- Texte visé : Texte de la commission sur le projet de loi, après engagement de la procédure accélérée, d’urgence pour la protection et la souveraineté agricoles (n°2632)., n° 2765-A0
- Stade de lecture : 1ère lecture (1ère assemblée saisie)
- Examiné par : Assemblée nationale (séance publique)
- Code concerné : Code de l'environnement
Sous réserve de son traitement par les services de l'Assemblée nationale et de sa recevabilité
I. – La section 2 chapitre Ier du titre Ier du livre IV du code de l’environnement est complétée par une sous-section 4 ainsi rédigée :
« Sous-section 4
« Coexistence de la présence de grands prédateurs avec l’activité de pastoralisme
« Art. L. 411‑11. – En cas de dommages causés aux animaux d’élevage ou aux ruchers qui pourraient être dus à une attaque de loup, d’ours ou de lynx, les personnes physiques ou morales exerçant une activité agricole au sens de l’article L. 311‑1 du code rural et de la pêche maritime peuvent demander l’indemnisation des dommages liés à cette attaque. Ces dommages comportent les dommages directs, tels que les animaux morts ou blessés, mais également les dommages indirects, tels que les pertes de production, induites par cette attaque.
« Un décret précise les modalités d’application du présent article. »

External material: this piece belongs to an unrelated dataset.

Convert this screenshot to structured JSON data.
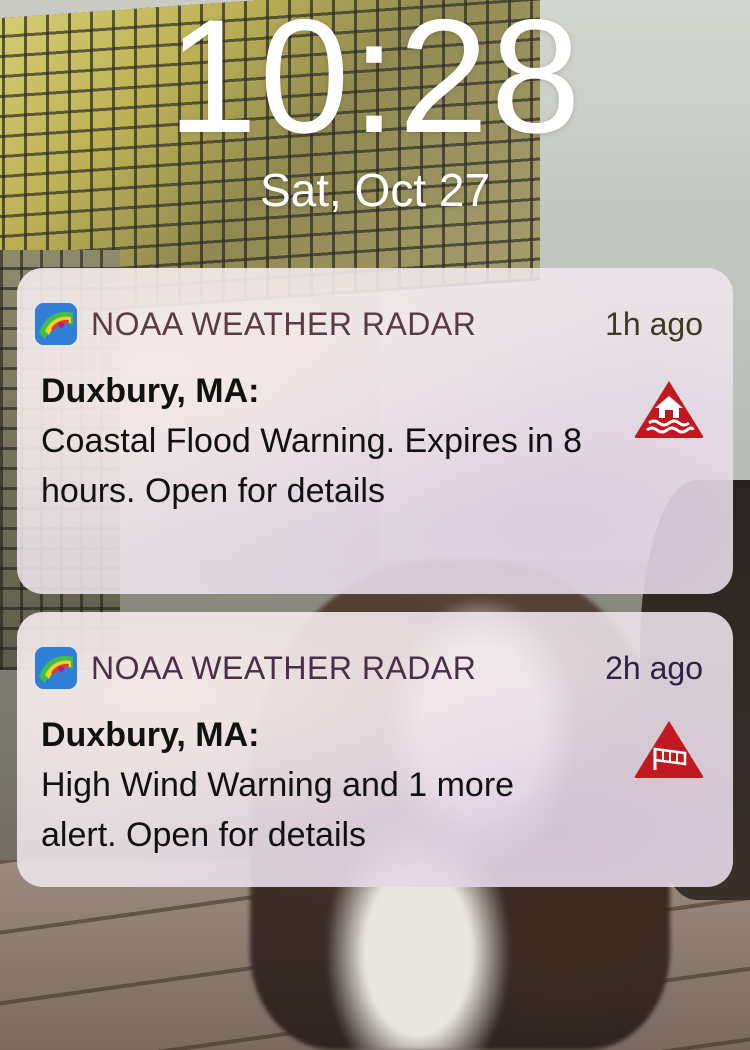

II. – La perte de recettes pour l’État est compensée à due concurrence par la création d’une taxe additionnelle à l’accise sur les tabacs prévue au chapitre IV du titre Ier du livre III du code des impositions sur les biens et services.
Si les dispositifs actuels permettent l’indemnisation des pertes directes consécutives aux attaques de loups, ils ne prennent qu’imparfaitement en compte les dommages indirects, pourtant largement documentés par les acteurs de terrain mais aussi et surtout par les expertises scientifiques. C’est également le cas en cas d’attaque d’ours ou de lynx.
Ces préjudices, par leur caractère diffus mais cumulatif, affectent durablement la viabilité économique et l’organisation du travail des exploitations concernées, en particulier dans les zones de prédation avérée.
Le présent amendement porté par le groupe Les Démocrates vise ainsi à reconnaître explicitement ces dommages indirects (pertes de production, etc.) induits par l’attaque, et à en permettre l’indemnisation, aux côtés de celle prévue pour les dommages directs.
Ce faisant, il contribue à un équilibre entre les impératifs de préservation de la biodiversité – à laquelle concourt d’ailleurs l’élevage et le pastoralisme – et de souveraineté alimentaire.